Speaking at the Electoral Commission of Jamaica’s (ECJ) Long Service Awards Ceremony at the Terra Nova All-Suite Hotel in St Andrew on Wednesday, the DPP, in referring to the March 27 report, chastised “elements of the media” who she said are “prepared to sacrifice accuracy on the altar of expediency”, bringing entities into “disrepute”.
“It is unfortunate that sometimes like the DPP and other public persons, it is a rite of passage that you have to endure the slings and arrows in public life and for what I would call an overexuberant, and I’m being kind, media. Media is very important but unfortunately you will have elements who suffer from perpetual youthful exuberance and who sometimes come up with stories that…put your entity into disrepute,” she said.
According to Llewellyn, having examined the issue with others from her office, it was agreed that “if somebody who wanted to test the matter took [the EOJ] to court, the big issue would be where is the evidence of the misuse, mishandling or exploitation when it was quite clear that the citizen used the card to engage in business, thereby sharing the information and it was just a situation where the institution which issued the card was being asked to verify”.
“The court in our view would assess the situation against the background that the particular data was shared with the intent of the information being shared with a view to engaging in business and there the financial institution would have to be able to verify that this card was indeed issued by the EOJ. So where then is the breach? Because you are not sharing any information that was not shared by the citizen with the financial institution. You are seeking only to verify and authenticate. Therefore, if that was put to us for a ruling, we would have to rule that there is no case,” the DPP said.

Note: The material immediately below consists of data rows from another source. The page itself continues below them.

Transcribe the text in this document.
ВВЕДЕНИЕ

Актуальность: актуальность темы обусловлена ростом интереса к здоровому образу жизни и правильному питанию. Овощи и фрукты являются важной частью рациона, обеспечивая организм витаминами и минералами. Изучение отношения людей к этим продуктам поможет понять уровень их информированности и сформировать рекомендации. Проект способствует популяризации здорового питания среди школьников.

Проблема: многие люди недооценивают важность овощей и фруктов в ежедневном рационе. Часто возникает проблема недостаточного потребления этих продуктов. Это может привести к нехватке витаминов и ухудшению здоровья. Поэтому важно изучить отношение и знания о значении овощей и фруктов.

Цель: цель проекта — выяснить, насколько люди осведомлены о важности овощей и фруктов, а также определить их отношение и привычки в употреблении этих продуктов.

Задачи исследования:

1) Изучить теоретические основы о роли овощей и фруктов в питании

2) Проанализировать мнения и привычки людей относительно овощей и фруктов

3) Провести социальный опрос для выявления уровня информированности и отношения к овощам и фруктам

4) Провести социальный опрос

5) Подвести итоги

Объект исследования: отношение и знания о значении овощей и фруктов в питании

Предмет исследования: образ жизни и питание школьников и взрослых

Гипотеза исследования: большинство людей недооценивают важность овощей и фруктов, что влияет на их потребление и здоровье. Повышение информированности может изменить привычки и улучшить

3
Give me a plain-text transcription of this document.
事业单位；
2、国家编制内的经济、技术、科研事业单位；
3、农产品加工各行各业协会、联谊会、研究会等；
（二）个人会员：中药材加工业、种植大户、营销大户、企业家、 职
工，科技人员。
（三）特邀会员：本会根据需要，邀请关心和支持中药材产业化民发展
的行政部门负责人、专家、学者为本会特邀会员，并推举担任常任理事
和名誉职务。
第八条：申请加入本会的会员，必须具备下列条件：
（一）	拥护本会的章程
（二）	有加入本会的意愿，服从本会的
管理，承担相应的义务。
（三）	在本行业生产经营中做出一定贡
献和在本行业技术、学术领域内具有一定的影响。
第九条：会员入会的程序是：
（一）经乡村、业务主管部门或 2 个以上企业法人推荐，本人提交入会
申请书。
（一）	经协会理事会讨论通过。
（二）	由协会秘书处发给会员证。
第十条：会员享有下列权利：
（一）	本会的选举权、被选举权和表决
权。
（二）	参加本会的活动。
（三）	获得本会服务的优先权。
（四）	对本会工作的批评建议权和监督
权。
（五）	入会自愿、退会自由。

In driving home her point the DPP said an elector using his card to do business, for example, with a bank, implicitly shares his private information on the card with the particular institution.
“Remember, we are in an era of identity theft, it would be an irresponsible institution who does not find a way to authenticate and to verify that it in fact a genuine article issued by the [EOJ]. Look at the exposure that you would have in terms of a business like a bank if they accepted a card purporting to identify a member of the public that they have not been able to verify,” Llewellyn said.
According to the DPP, this would send a signal to the criminal community that the financial entity had loose controls and was an easy target for scamming, forgery and fraud. Furthermore, she said a lot of members of the public who may not be able to afford to apply for and get passports would be short served in terms of being able to do business.
She said the follow-up article, which was published in response to the EOJs statement, which stated that the EOJ had denied selling voter information was also “unfortunate”.
“There are elements of the media who think that the only way to sell their newspaper or to get more viewers or to get more popular is to have bad news,” she said, noting that the EOJ and ECJ are excellent, high-calibre entities being admired and modelled in other countries.
“I am all for press freedom, [but] this is sometimes the dilemma we in public life have to face, that you are out there on the stage — and I’m speaking metaphorically — where someone can walk up and slap you… And you just have to have the grace and the class to take it and continue to do your job and make sure you do not go down into the gutters,” the DPP said.
The EOJ, in a quick response to the article on March 28, maintained that it had neither sold nor granted access to its database which contains electors’ biometric and demographic information. It went further to say the database utilised by entities assists with authentication of voter ID cards which are required by entities when electors conduct business with them.